When the door became completely jammed with bodies employees and rescuers found that no amount of pulling could free them from the crush.
They were locked in.
Trapped.
Worse still, some of the first people to escape from the Cabaret Room subsequently became lost in the twisting, turning corridors of the supper club.
The multiple extensions that had been added to the building in the 1970s had turned it into a maze.
Firefighters from every department in the county battled bravely against the flames, but in many parts of the building were simply forced to retreat by walls of smoke and incredibly high temperatures.
At 11:30pm, certain that the roof was about to collapse, fire command ordered all firefighters to evacuate the building.
This turned out to be a wise decision.
At around midnight the roof imploded, turning what remained of the building into a pile of burning wreckage that smoldered for two whole days.
The fire resulted in 165 deaths, 162 of whom died on the scene, and three of whom died in hospital after being rescued.
The vast majority of the dead were found in the Cabaret Room, where bodies were found piled in massive heaps at all of the available exits.
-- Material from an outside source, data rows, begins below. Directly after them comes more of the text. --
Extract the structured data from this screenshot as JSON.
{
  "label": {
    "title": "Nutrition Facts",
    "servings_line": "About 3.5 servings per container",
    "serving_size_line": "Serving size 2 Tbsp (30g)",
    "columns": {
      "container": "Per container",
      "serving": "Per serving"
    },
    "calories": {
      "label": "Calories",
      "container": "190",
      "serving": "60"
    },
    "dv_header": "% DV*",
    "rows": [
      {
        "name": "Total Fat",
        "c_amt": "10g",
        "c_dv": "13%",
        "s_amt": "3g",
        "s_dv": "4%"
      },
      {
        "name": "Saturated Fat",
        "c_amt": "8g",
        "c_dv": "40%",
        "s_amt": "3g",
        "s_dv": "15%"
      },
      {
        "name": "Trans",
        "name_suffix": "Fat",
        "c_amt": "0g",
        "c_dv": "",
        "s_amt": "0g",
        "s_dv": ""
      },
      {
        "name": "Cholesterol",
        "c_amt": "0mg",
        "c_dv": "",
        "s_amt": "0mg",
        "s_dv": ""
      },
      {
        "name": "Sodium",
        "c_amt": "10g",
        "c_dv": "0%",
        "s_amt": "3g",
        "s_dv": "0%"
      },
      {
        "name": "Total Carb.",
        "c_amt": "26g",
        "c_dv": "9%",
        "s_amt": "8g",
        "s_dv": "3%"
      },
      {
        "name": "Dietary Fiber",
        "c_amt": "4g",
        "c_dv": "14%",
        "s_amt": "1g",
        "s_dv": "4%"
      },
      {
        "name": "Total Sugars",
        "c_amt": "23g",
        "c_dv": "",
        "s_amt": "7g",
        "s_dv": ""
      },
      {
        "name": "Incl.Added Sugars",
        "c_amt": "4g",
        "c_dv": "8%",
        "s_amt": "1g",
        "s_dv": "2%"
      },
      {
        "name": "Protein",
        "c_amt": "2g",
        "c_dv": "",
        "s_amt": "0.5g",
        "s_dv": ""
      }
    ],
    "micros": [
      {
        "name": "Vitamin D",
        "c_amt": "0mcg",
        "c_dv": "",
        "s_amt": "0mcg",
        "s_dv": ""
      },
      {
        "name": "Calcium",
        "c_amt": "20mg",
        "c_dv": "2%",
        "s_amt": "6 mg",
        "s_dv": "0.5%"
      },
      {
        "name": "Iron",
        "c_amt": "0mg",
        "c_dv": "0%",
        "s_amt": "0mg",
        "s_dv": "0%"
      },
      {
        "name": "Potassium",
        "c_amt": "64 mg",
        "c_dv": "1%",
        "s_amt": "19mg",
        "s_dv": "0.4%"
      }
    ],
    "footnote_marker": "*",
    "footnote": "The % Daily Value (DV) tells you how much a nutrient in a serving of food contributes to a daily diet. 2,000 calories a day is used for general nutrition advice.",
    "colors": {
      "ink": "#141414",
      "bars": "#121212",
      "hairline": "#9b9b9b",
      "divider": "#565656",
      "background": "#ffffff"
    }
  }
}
Indeed only two of the dead were found elsewhere in the building.
As soon as the recovery operation was complete an investigation was launched.
It discovered a range of safety violations, including the absence of an alarm system, no firewalls, a profusion of flammable material in the building, no sprinklers, and no employee training.
More than anything else, though, overcrowding was to blame for the disaster.
Witnesses gave unsettling testimony about visits to the club in the months before the fire, complaining that the Cabaret Room was often so crowded with bodies that waitresses couldn't reach patrons in order to serve drinks.
In these conditions a high death count was inevitable.
In the aftermath the three top fire officials in Kentucky were suspended, accused of conducting improper fire safety investigations.
A number of lawsuits were also launched by the families of victims.
These were combined into a single class action lawsuit, which eventually resulted in a $10 million settlement from the General Electric Company, who had made the faulty wiring which caused the fire in the first instance.
The site has remained undeveloped since the fire, although in 2020 it was acquired for the development of an entertainment complex.
This new venue will include a memorial to the deceased from the fire and, thanks to changes in laws and regulations over time - changes inspired by disasters such as this - will be much safer than the Beverly Hills Supper Club ever was.